Increased plasma membrane localization of O‐glycosylation‐deficient mutant of synaptotagmin I in PC12 cells

Abstract

Synaptotagmin I (Syt I) is a Ca2+-binding protein on synaptic vesicles and presumably functions as a Ca2+ sensor for neurotransmitter release. Native Syt I protein in neuroendocrine PC12 cells undergoes several posttranslational modifications, such as O-glycosylation, N-glycosylation, and fatty acylation, and the latter two modifications have been shown to be required for the proper function of murine Syt I in PC12 cells. However, nothing is known about the physiological significance of the O-glycosylation of Syt I in dense-core vesicle exocytosis in PC12 cells. In this study, we created an O-glycosylation-deficient mutant (named TA = T15A/T16A) and an N-glycosylation-deficient mutant of Syt I (named T26A) and investigated their subcellular distribution in Syt I-deficient PC12 cells, where other Syt isoforms (e.g., IV and IX) and other membrane trafficking proteins (e.g., Rab27A, SNAP-25, syntaxin-1, and VAMP-2) are normally expressed.

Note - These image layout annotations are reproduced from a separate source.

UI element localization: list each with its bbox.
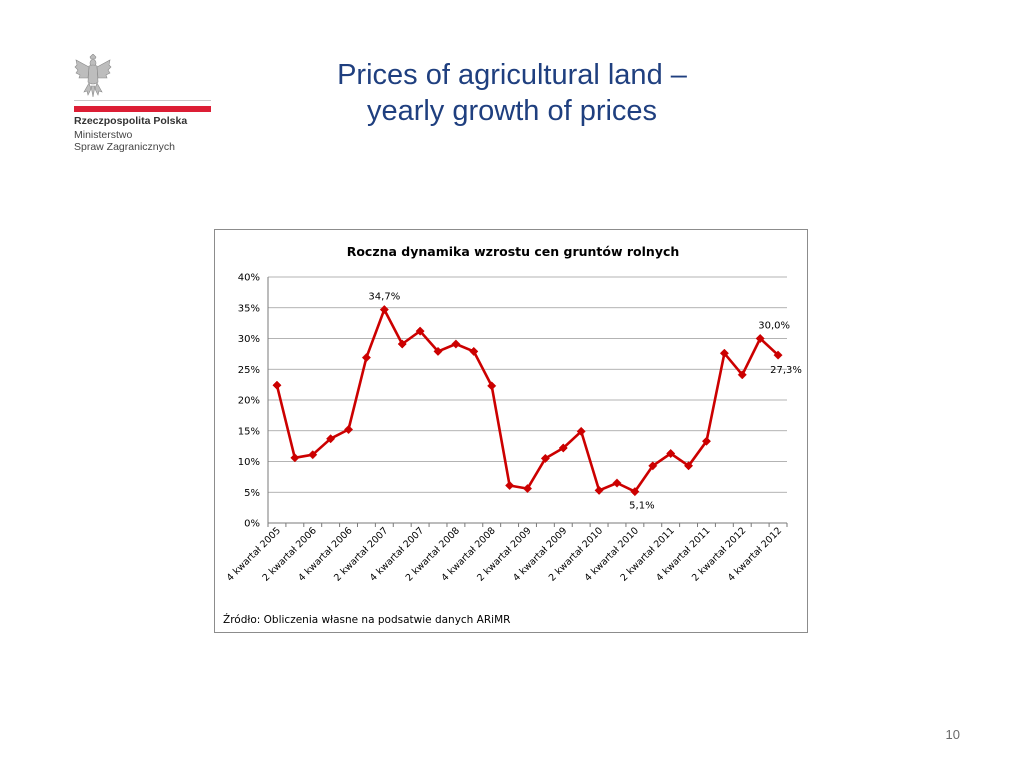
y-tick-label: 5%: [244, 488, 260, 499]
data-point: [505, 480, 515, 491]
chart-title: Roczna dynamika wzrostu cen gruntów roln…: [347, 244, 680, 259]
data-label: 34,7%: [368, 292, 400, 303]
polish-eagle-emblem-icon: [74, 54, 112, 98]
data-point: [701, 436, 712, 446]
logo-divider: [74, 100, 211, 101]
y-tick-label: 40%: [238, 273, 260, 284]
line-chart: Roczna dynamika wzrostu cen gruntów roln…: [223, 244, 802, 626]
y-tick-label: 20%: [238, 396, 260, 407]
data-point: [540, 453, 550, 463]
chart-frame: Roczna dynamika wzrostu cen gruntów roln…: [214, 229, 808, 633]
logo-line-2: Ministerstwo: [74, 129, 133, 141]
data-point: [487, 381, 497, 391]
data-label: 30,0%: [758, 321, 790, 332]
y-tick-label: 35%: [238, 303, 260, 314]
data-point: [755, 333, 765, 344]
data-point: [326, 434, 336, 444]
data-point: [522, 484, 533, 494]
data-point: [558, 443, 568, 453]
data-label: 27,3%: [770, 365, 802, 376]
data-point: [308, 450, 318, 460]
y-tick-label: 10%: [238, 457, 260, 468]
chart-source-note: Źródło: Obliczenia własne na podsatwie d…: [223, 613, 510, 626]
logo-line-1: Rzeczpospolita Polska: [74, 115, 188, 127]
data-label: 5,1%: [629, 501, 654, 512]
data-point: [397, 339, 407, 349]
y-tick-label: 25%: [238, 365, 260, 376]
series-line: [275, 308, 779, 493]
logo-red-bar: [74, 106, 211, 112]
slide-title-line-2: yearly growth of prices: [366, 95, 658, 127]
y-tick-label: 15%: [238, 426, 260, 437]
page-number: 10: [945, 727, 960, 742]
data-point: [451, 339, 461, 349]
data-point: [630, 487, 640, 497]
data-point: [773, 350, 783, 360]
data-point: [612, 478, 622, 488]
data-point: [469, 346, 479, 356]
data-point: [343, 424, 354, 435]
data-point: [415, 326, 425, 336]
data-point: [576, 426, 586, 436]
logo-line-3: Spraw Zagranicznych: [74, 141, 175, 153]
data-point: [379, 305, 389, 315]
data-point: [290, 453, 300, 463]
data-point: [666, 448, 676, 459]
data-point: [737, 370, 747, 380]
y-tick-label: 0%: [244, 519, 260, 530]
data-point: [433, 346, 443, 356]
slide-title-line-1: Prices of agricultural land –: [337, 59, 687, 91]
data-point: [594, 485, 604, 495]
data-point: [684, 461, 694, 471]
data-point: [361, 353, 371, 363]
y-tick-label: 30%: [238, 334, 260, 345]
data-point: [272, 380, 282, 390]
data-point: [719, 348, 729, 358]
slide-title: Prices of agricultural land – yearly gro…: [280, 57, 744, 129]
data-point: [648, 461, 658, 471]
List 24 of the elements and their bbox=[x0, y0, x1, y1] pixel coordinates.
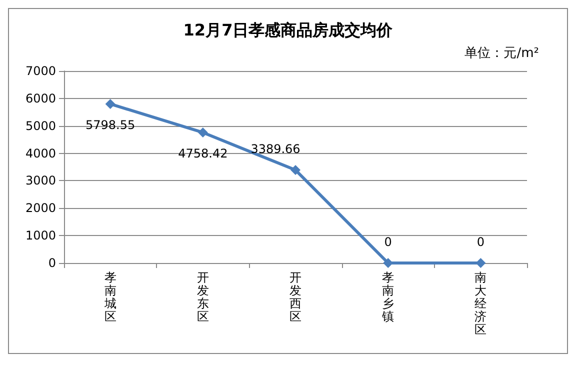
data-label: 4758.42 bbox=[178, 146, 228, 160]
chart-title: 12月7日孝感商品房成交均价 bbox=[183, 20, 394, 40]
y-tick-label: 7000 bbox=[25, 64, 56, 78]
point bbox=[105, 98, 116, 109]
x-tick-label: 孝南城区 bbox=[103, 270, 116, 324]
x-tick-label: 开发东区 bbox=[196, 270, 209, 324]
text: 单位：元/m² bbox=[464, 46, 540, 61]
data-label: 5798.55 bbox=[85, 118, 136, 132]
y-tick-label: 1000 bbox=[25, 228, 56, 243]
point bbox=[290, 165, 300, 176]
y-tick-label: 6000 bbox=[25, 91, 56, 106]
y-tick-label: 0 bbox=[48, 256, 56, 270]
x-tick-label: 开发西区 bbox=[290, 270, 302, 324]
point bbox=[198, 127, 208, 138]
x-tick-label: 南大经济区 bbox=[474, 270, 487, 336]
data-label: 0 bbox=[384, 235, 392, 249]
x-tick-label: 孝南乡镇 bbox=[381, 270, 394, 324]
y-tick-label: 5000 bbox=[25, 118, 56, 133]
y-tick-label: 2000 bbox=[25, 201, 56, 216]
data-label: 3389.66 bbox=[250, 142, 300, 156]
data-label: 0 bbox=[476, 235, 485, 249]
point bbox=[476, 258, 486, 268]
y-tick-label: 4000 bbox=[25, 146, 56, 160]
y-tick-label: 3000 bbox=[25, 174, 56, 188]
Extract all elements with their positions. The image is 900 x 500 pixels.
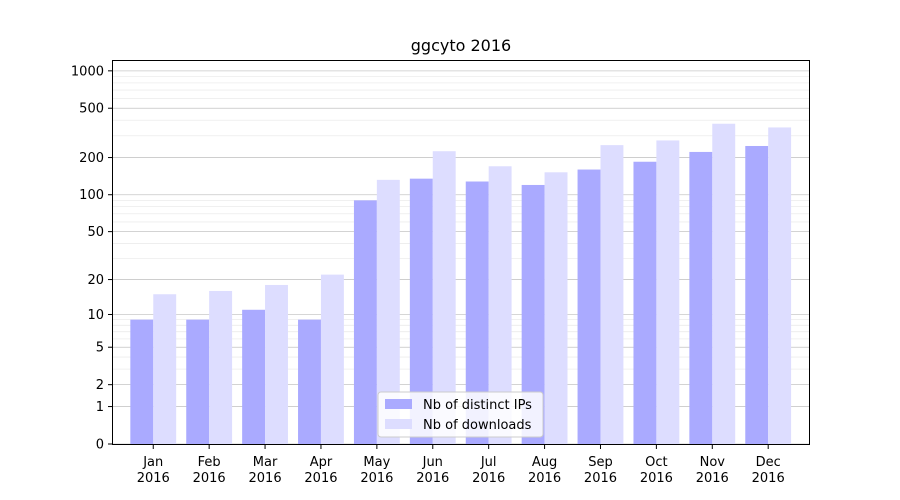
x-tick-label-year: 2016 xyxy=(360,471,393,486)
bar-distinct-ips-feb xyxy=(186,319,210,444)
bar-distinct-ips-sep xyxy=(577,169,601,444)
y-tick-label: 1 xyxy=(96,400,104,415)
x-tick-label-month: Sep xyxy=(588,455,613,470)
y-tick-label: 500 xyxy=(79,102,104,117)
x-tick-label-month: Jan xyxy=(142,455,163,470)
x-tick-label-month: Aug xyxy=(532,455,557,470)
bar-downloads-feb xyxy=(209,290,233,444)
x-tick-label-year: 2016 xyxy=(416,471,449,486)
legend-label: Nb of distinct IPs xyxy=(423,398,532,413)
y-tick-label: 1000 xyxy=(71,64,104,79)
y-tick-label: 20 xyxy=(87,273,104,288)
y-tick-label: 10 xyxy=(87,308,104,323)
y-tick-label: 2 xyxy=(96,378,104,393)
x-tick-label-month: Jun xyxy=(422,455,443,470)
x-tick-label-month: Feb xyxy=(198,455,221,470)
bar-distinct-ips-may xyxy=(353,200,377,444)
bar-downloads-sep xyxy=(600,145,624,445)
bar-distinct-ips-jul xyxy=(465,181,489,444)
bar-distinct-ips-jan xyxy=(130,319,154,444)
x-tick-label-year: 2016 xyxy=(528,471,561,486)
bar-distinct-ips-jun xyxy=(409,178,433,444)
bar-downloads-aug xyxy=(544,172,568,445)
y-tick-label: 200 xyxy=(79,151,104,166)
x-tick-label-month: Jul xyxy=(480,455,497,470)
chart-title: ggcyto 2016 xyxy=(411,36,511,55)
bar-downloads-jan xyxy=(153,294,177,444)
x-tick-label-month: Oct xyxy=(645,455,667,470)
bar-downloads-may xyxy=(376,179,400,445)
bar-distinct-ips-mar xyxy=(242,309,266,444)
x-tick-label-year: 2016 xyxy=(472,471,505,486)
x-tick-label-month: May xyxy=(363,455,390,470)
bar-downloads-jul xyxy=(488,166,512,444)
legend-swatch xyxy=(385,419,412,429)
plot-area-frame xyxy=(112,60,810,445)
y-tick-label: 50 xyxy=(87,225,104,240)
bar-distinct-ips-apr xyxy=(298,319,321,444)
bar-distinct-ips-aug xyxy=(521,184,545,444)
legend-swatch xyxy=(385,399,412,409)
legend-label: Nb of downloads xyxy=(423,418,532,433)
x-tick-label-year: 2016 xyxy=(193,471,226,486)
x-tick-label-year: 2016 xyxy=(584,471,617,486)
x-tick-label-month: Mar xyxy=(253,455,278,470)
y-axis: 0 1 2 5 10 20 50 100 200 500 1000 xyxy=(71,64,113,453)
x-tick-label-month: Dec xyxy=(756,455,781,470)
bar-distinct-ips-nov xyxy=(689,151,713,445)
x-tick-label-year: 2016 xyxy=(304,471,337,486)
y-tick-label: 0 xyxy=(96,438,104,453)
x-tick-label-year: 2016 xyxy=(696,471,729,486)
x-tick-label-year: 2016 xyxy=(752,471,785,486)
bar-downloads-nov xyxy=(712,123,736,444)
x-axis: Jan2016Feb2016Mar2016Apr2016May2016Jun20… xyxy=(137,444,785,486)
bar-distinct-ips-oct xyxy=(633,161,657,444)
bars xyxy=(130,123,792,445)
bar-downloads-dec xyxy=(768,127,792,444)
x-tick-label-year: 2016 xyxy=(249,471,282,486)
bar-downloads-jun xyxy=(432,151,456,444)
y-tick-label: 5 xyxy=(96,341,104,356)
x-tick-label-year: 2016 xyxy=(640,471,673,486)
x-tick-label-month: Nov xyxy=(700,455,726,470)
legend-box xyxy=(377,391,544,438)
y-tick-label: 100 xyxy=(79,188,104,203)
x-tick-label-year: 2016 xyxy=(137,471,170,486)
bar-distinct-ips-dec xyxy=(745,145,769,445)
legend: Nb of distinct IPs Nb of downloads xyxy=(377,391,544,438)
bar-downloads-oct xyxy=(656,140,680,444)
bar-downloads-mar xyxy=(265,284,288,444)
bar-downloads-apr xyxy=(320,274,344,444)
x-tick-label-month: Apr xyxy=(310,455,333,470)
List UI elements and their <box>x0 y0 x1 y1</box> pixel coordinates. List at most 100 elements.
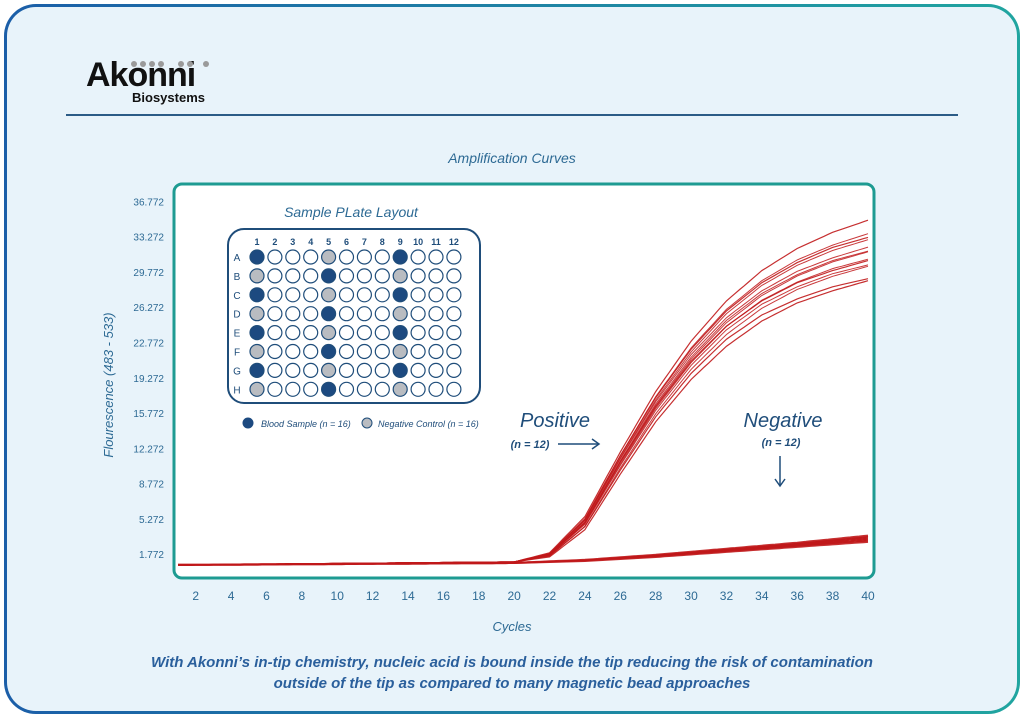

We found that some cells expressing high level of recombinant wild-type (WT) Syt I protein show mistargeting of Syt I(WT) protein to the plasma membrane, whereas most of the cells show normal dense-core vesicle localization of Syt I(WT) protein. Similar mistargeting was also observed in cells expressing high levels of the Syt I(T26A) and Syt I(TA) mutants, but the mistargeting of the Syt I(TA) mutant to the plasma membrane was much more evident than with the Syt I(WT) or (T26A) mutant. The results indicate that O-glycosylation, not N-glycosylation, is partially involved in efficient targeting of Syt I protein to dense-core vesicles in PC12 cells.